Pattern language family: BN

Modeling phase:

3. The technical implementation
4. QA/QC
5. Communication of model findings

Modeling step:

7. Identification of model structure and parameters' values
9. Quantification of uncertainty

Problem:

How to handle cases when there is uncertainty associated with evidence or when evidence does not represent a direct observation? Setting an evidence for a node in the network will result in the belief of this node will be updated so it is $1$ for the state associated with the evidence and $0$ for all the other states, which implies certainty about the entered evidence. What happen in the cases when we are uncertain about evidence, e.g. if the evidence has a certainty of $80\%$, or if we wish to enter evidence as a probability distribution over the possible states for that node.

Solution:

In the cases where this problem occur, we use "virtual evidence" which means to adopt a new distribution over the node in question. This is achieved by creating a "virtual node" that carries the distribution of the evidence and passes it to the real node where we wish to add the uncertain evidence.

Structure: The solution proposed by this pattern have the following structure in a BN:

  • Assume that we wish to enter uncertain evidence for the node B as we are only $80\%$ sure that it is True.

  • We use virtual evidence by creating a virtual node $v$ whose CPT is the distribution over the states, i.e. [0.8 True, 0.2 False], and it passes the message with the new evidence distribution to B.

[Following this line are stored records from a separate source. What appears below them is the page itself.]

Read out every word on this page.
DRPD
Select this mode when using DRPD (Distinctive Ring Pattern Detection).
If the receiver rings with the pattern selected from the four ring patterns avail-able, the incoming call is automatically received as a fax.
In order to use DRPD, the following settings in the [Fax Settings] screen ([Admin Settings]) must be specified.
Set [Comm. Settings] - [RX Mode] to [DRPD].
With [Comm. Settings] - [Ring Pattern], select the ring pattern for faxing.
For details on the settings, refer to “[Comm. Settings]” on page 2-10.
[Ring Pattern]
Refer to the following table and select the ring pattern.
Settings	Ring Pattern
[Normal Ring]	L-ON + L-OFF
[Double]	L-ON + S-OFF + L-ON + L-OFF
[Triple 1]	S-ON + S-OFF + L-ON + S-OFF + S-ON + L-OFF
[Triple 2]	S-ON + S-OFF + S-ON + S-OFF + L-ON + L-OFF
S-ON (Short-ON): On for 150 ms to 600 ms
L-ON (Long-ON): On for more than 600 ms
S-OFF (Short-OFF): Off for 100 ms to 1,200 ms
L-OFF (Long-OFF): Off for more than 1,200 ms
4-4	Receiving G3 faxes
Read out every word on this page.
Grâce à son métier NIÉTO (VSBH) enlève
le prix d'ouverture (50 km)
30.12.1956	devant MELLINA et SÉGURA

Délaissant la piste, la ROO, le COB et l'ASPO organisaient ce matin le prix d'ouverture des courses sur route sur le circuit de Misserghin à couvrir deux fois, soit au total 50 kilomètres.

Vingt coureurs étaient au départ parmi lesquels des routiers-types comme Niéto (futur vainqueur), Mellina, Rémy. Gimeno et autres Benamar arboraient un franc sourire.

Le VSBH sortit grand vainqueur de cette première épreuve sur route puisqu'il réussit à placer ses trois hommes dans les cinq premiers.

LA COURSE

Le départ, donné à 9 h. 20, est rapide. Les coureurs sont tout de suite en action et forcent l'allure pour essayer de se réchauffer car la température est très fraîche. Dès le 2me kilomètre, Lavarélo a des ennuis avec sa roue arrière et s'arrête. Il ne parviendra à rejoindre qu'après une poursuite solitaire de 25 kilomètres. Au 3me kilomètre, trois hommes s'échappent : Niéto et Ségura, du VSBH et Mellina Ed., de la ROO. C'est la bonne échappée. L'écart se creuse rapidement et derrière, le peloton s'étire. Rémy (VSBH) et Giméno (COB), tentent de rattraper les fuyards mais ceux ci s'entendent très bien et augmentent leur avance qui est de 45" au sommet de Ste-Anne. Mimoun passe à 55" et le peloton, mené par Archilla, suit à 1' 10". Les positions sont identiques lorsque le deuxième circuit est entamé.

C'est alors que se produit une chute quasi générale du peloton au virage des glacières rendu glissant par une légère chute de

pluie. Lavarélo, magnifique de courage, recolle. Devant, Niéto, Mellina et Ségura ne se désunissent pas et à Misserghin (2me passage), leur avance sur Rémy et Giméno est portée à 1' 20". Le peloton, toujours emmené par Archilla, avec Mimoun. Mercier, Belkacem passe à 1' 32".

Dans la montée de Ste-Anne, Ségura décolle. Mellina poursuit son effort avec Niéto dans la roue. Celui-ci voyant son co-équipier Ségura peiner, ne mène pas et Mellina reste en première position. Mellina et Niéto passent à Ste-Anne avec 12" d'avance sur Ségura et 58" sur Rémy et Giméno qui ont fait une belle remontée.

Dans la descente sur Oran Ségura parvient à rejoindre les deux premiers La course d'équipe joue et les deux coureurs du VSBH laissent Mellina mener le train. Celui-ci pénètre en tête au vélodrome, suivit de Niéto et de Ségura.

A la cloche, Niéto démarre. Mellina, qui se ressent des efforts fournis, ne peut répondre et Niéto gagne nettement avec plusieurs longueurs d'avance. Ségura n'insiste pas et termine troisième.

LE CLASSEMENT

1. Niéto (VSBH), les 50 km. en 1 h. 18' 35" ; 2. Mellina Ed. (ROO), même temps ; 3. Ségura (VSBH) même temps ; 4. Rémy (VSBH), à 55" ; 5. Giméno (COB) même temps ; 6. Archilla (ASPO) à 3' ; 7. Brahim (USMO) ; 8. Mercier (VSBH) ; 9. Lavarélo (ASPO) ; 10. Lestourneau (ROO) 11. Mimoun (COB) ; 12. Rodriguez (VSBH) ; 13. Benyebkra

Fig.1 Assigning virtual evidence to the node B that incorporates the uncertainty about the evidence.

Constraints:

This solution works under the following conditions:

  • The virtual evidence need to be a complete distribution, i.e. individual probabilities need to add up to $1$.

Related patterns:

Design choice and model quality:

  • 1.R
  • 4.R

Resources:

  • Korb, K. B., & Nicholson, A. E. (2010). Bayesian artificial intelligence. CRC press.